El dolor abdominal en niños es uno de los motivos de consulta más frecuentes en pediatría. Entender su origen puede ser confuso y estresante para los padres, pero es importante saber que la mayoría de las veces no se debe a una enfermedad grave.
En muchos de estos casos, el dolor se relaciona con un trastorno funcional del sistema digestivo, conocido actualmente como trastorno del eje intestino-cerebro.
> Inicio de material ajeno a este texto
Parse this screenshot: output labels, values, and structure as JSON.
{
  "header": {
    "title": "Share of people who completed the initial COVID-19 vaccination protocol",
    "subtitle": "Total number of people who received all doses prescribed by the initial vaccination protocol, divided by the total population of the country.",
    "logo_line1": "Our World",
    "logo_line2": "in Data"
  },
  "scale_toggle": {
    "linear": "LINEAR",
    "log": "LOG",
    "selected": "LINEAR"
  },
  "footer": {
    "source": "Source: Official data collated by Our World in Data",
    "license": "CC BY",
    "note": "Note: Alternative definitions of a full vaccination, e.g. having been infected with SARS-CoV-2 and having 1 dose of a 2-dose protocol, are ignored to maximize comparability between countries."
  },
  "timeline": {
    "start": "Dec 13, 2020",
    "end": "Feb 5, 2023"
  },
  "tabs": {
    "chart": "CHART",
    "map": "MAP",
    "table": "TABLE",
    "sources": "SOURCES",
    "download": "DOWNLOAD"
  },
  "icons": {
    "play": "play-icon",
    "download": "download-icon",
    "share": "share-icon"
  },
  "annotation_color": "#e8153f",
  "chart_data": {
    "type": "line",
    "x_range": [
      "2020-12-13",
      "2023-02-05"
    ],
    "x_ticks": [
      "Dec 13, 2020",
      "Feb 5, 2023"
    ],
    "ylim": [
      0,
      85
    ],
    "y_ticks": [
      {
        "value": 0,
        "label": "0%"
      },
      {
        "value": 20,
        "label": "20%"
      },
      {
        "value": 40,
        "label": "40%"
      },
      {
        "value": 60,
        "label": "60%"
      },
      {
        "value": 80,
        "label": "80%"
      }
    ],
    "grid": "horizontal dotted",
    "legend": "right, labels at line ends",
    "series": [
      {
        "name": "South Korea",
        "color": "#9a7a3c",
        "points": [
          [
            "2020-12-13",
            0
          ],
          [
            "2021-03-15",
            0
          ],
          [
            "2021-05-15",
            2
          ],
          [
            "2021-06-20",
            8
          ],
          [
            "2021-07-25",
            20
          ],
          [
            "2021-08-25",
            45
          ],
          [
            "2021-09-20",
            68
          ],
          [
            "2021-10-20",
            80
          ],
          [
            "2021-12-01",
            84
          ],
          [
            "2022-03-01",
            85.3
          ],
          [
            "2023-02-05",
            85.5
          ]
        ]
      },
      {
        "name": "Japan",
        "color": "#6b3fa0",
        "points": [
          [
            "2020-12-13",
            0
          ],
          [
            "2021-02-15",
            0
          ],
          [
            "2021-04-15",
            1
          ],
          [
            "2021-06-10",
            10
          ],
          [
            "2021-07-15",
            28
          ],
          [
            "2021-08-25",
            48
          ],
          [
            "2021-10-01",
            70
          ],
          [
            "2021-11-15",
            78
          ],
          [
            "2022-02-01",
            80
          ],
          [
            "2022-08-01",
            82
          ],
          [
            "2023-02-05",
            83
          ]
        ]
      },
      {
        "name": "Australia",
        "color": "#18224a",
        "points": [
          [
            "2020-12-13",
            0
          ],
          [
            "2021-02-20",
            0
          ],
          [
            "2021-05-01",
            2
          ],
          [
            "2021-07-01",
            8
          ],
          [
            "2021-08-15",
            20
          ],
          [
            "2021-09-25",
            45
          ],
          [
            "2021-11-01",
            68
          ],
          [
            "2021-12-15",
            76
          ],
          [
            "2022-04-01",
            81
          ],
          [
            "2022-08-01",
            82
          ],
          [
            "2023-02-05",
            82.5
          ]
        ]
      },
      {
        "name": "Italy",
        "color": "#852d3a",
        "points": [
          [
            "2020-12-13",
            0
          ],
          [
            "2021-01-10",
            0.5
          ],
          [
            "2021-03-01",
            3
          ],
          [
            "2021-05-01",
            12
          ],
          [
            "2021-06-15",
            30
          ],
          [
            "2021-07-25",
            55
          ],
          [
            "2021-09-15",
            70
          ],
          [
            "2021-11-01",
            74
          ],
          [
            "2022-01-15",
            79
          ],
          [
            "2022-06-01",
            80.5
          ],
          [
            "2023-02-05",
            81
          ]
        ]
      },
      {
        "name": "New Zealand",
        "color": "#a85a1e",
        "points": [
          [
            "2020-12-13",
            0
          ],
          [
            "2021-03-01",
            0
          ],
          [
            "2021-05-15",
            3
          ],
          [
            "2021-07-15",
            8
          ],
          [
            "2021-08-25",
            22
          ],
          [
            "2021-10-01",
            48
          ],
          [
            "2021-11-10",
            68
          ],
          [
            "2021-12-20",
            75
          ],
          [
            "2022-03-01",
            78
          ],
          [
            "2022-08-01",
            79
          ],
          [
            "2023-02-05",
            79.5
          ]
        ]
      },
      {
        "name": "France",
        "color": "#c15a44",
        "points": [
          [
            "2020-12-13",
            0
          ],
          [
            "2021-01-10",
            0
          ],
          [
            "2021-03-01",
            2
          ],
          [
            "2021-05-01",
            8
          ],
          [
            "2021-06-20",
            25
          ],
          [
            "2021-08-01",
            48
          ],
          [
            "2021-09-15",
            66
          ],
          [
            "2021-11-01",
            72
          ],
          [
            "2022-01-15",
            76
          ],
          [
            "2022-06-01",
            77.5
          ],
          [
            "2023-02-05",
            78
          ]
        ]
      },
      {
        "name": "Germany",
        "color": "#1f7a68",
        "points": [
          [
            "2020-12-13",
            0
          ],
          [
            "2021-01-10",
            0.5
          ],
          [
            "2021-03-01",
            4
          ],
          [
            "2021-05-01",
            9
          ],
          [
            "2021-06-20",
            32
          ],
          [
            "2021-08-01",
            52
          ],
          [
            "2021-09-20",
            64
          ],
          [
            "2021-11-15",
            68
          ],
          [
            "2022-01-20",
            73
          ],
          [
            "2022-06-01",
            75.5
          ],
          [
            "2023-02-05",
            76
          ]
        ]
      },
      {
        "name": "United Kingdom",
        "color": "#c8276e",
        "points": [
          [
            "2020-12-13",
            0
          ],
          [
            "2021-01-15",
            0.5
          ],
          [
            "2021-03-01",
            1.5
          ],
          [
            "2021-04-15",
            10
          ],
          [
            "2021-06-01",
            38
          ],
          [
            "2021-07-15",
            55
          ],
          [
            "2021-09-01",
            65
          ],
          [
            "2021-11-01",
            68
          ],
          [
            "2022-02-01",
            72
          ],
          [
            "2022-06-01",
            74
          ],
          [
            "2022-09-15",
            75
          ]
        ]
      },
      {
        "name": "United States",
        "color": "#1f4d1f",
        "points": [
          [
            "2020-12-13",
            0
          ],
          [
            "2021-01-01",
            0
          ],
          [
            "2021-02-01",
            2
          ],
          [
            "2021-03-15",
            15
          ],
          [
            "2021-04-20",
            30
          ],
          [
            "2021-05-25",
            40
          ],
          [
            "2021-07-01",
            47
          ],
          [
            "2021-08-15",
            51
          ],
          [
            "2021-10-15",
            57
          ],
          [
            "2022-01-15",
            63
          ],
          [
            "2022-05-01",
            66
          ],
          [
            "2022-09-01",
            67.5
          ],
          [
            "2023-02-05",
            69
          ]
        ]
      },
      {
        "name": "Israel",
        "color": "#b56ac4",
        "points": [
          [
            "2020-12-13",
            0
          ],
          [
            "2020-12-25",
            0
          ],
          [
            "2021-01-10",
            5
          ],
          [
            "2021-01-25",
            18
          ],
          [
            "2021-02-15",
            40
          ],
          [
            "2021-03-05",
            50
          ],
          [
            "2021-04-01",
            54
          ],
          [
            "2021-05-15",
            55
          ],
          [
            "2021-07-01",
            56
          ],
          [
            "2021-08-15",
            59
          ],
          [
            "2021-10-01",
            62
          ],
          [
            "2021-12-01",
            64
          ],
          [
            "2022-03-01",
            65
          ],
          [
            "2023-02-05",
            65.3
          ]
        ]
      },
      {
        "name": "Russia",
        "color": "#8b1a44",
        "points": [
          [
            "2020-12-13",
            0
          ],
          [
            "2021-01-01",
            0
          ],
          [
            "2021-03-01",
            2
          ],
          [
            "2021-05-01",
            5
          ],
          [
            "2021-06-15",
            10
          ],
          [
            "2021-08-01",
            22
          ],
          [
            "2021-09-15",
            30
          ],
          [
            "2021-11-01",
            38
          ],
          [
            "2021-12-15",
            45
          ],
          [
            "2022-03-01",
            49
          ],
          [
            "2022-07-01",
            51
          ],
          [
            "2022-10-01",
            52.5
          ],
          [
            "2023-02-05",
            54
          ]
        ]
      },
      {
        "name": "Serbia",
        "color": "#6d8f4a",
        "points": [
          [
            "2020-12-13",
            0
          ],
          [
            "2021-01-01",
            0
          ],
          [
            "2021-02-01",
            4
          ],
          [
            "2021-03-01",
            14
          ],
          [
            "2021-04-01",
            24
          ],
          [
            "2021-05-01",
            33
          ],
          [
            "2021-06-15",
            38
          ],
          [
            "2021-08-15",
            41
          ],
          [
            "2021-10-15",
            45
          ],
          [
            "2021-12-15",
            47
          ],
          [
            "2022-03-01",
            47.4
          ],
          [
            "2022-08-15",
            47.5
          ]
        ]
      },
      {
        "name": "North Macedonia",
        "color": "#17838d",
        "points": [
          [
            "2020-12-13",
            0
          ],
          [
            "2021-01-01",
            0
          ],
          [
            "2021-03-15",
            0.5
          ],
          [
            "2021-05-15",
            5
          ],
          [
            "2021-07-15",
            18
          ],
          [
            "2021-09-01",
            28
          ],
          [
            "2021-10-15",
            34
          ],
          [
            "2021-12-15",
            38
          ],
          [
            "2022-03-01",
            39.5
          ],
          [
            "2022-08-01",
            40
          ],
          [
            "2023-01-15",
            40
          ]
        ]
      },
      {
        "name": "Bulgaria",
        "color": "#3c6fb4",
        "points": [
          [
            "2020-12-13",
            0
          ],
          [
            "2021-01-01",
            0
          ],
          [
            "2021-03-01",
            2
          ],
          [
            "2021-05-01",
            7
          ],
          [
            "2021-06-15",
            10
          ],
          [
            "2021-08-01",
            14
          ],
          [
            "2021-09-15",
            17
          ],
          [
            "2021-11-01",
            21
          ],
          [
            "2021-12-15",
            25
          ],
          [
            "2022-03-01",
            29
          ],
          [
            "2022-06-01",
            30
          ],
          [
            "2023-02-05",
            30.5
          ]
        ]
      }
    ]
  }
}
Este concepto se refiere a la estrecha comunicación bidireccional que existe entre el sistema nervioso central (el cerebro) y el tracto gastrointestinal, al que a menudo se le llama el “segundo cerebro”. Por esta razón, muchas emociones o situaciones de estrés que experimentan los niños (como problemas en el colegio o ansiedad) pueden manifestarse como molestias o dolor abdominal real, sin que exista una enfermedad orgánica de base.
Sin embargo, como padres, es fundamental aprender a identificar los signos de alarma que podrían indicar una patología de mayor gravedad y que requieren atención médica.
Señales de Alarma: Cuándo buscar ayuda médica
Si el dolor abdominal de tu hijo se presenta junto a cualquiera de los siguientes síntomas, es momento de una evaluación médica especializada para descartar una causa orgánica.
1. El tipo de dolor
Un dolor funcional (por estrés o gases) suele ser vago, intermitente y localizado «alrededor del ombligo». Las alarmas se encienden cuando el dolor:
- Despierta al niño por la noche: Un dolor que interrumpe el sueño rara vez es funcional.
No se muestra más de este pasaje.